To show that our approach is effective in augmentation, assume that we only have limited live-pig data while having more leg-phantom data for veins and arteries (405 images). Denote vt-ph, dt-ph and ph as variational-style-transferred (ours), deterministic-style-transferred [8] and original phantom images respectively, aug. as traditional augmentation methods including gamma transform, Gaussian blurring, and image flipping. We further evaluate the effects of the number of the real images have on the final results. We transfer the leg-phantom images into the style of pig images. For live-pig data, we set 99 images as training set while having 11 images in each of the validation set and test set.

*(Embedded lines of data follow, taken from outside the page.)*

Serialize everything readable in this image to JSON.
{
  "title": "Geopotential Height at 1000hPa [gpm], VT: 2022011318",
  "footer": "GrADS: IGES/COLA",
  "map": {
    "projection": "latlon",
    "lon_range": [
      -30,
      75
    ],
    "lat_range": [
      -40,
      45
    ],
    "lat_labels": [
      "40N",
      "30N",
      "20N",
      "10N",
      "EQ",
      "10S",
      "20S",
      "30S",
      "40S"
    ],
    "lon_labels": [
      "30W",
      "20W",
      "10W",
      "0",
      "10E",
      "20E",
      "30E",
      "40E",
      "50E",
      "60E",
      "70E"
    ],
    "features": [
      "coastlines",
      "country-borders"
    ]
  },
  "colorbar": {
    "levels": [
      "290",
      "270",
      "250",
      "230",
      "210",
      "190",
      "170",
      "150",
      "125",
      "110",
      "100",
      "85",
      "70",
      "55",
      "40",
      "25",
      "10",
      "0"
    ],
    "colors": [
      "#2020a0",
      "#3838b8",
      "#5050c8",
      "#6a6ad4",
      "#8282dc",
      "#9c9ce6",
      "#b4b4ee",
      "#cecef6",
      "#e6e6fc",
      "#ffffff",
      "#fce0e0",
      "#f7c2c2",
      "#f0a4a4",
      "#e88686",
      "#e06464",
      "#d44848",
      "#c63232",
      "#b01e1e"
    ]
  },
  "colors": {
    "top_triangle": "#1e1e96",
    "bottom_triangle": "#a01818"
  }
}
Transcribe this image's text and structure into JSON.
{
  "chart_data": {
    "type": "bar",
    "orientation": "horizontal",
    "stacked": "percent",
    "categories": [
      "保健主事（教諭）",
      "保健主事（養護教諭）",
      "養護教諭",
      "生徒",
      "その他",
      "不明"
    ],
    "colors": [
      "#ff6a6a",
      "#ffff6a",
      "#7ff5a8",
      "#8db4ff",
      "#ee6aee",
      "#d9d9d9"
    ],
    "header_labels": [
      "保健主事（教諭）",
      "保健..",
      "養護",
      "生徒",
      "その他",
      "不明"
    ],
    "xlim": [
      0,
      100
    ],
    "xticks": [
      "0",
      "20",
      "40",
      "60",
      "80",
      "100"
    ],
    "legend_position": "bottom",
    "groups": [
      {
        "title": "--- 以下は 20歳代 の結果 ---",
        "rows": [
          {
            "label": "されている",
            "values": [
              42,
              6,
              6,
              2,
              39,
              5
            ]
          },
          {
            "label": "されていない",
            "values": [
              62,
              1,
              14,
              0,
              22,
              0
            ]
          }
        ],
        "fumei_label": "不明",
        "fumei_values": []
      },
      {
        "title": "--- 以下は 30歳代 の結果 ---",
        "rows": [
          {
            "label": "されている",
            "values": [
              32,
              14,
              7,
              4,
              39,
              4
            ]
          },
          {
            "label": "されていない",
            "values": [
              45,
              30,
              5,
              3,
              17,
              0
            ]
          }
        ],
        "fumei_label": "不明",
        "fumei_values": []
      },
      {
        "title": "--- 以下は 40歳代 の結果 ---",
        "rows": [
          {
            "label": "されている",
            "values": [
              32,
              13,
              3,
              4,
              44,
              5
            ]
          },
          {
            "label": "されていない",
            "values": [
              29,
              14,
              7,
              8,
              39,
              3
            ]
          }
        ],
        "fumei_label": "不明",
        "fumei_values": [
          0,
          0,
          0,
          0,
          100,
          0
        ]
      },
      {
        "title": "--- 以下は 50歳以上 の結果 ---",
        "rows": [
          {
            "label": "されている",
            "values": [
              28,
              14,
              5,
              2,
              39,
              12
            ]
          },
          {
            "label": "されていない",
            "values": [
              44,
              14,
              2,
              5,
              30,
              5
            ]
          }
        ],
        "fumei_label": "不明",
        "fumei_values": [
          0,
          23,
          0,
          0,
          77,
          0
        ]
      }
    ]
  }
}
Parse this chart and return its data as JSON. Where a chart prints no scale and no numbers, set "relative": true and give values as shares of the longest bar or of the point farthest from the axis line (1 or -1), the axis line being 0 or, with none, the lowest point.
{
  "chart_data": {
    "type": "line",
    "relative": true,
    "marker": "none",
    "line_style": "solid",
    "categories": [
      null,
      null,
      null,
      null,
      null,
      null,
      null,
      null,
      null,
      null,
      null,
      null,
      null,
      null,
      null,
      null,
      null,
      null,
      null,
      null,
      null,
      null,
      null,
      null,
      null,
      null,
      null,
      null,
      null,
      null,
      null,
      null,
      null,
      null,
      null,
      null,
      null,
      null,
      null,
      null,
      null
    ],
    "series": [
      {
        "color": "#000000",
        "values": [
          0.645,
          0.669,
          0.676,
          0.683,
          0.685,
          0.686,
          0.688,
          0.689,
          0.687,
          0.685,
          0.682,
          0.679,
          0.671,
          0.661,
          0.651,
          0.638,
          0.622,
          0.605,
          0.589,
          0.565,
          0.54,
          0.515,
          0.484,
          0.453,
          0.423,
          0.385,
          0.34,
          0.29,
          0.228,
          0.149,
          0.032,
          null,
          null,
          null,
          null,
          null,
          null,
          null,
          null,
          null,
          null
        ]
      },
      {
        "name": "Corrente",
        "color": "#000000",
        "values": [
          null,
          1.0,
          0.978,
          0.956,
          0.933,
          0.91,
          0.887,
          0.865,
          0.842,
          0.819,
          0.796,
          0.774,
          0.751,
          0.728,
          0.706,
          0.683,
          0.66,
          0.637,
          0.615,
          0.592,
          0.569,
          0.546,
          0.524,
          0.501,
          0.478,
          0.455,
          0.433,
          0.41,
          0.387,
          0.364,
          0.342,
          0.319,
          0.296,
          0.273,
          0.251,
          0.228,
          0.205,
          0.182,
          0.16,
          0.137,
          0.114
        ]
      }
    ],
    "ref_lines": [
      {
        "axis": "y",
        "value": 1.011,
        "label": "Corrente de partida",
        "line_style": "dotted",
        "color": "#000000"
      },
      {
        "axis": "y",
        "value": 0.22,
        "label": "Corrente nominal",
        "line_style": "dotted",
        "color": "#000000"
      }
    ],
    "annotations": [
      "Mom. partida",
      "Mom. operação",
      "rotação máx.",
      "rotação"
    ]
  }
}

In the experiments, we train U-Nets with the same network implementation and training settings as [19], on 99, 77, 55, 33 live-pig images denoted as pig-99, pig-77 etc. to show that our method works with very limited number of images. Note that, we balance the phantom data and pig data as roughly 1:1 ratio in each epoch. Shown in Table 1, the segmentation performs better by the networks trained on variational-style-transferred phantom images and pig images than the ones trained on other images in general. Additional augmentation on top of our variational-style-transfer augmentation sometimes improve the performance but our variational-style-transfer augmentation is an upgrade over the traditional augmentation and deterministic style transfer by Huang et al. [8]. Besides, when the number of real live-pig data is really limited, only style-transfer augmentation can produce a decent result. In any case, it can be seen that style-transfer-based approach has a significant improvement over traditional methods and our variantional approach is superior than Huang et al.’s method [8].

4 Conclusion

We demonstrated that our method is capable of transferring the style of one ultrasound image to another style, e.g. from the style of phantom data to that of pig data, from the style of normal ultrasound machines to the style of high frequency ultrasound machines, etc.. Besides, it is also able to sample arbitrary and continuous style from a latent space. Our method can generate ultrasound images from both observed and unobserved domains, which helps address the insufficiency of data and labels insufficiency in medical imaging.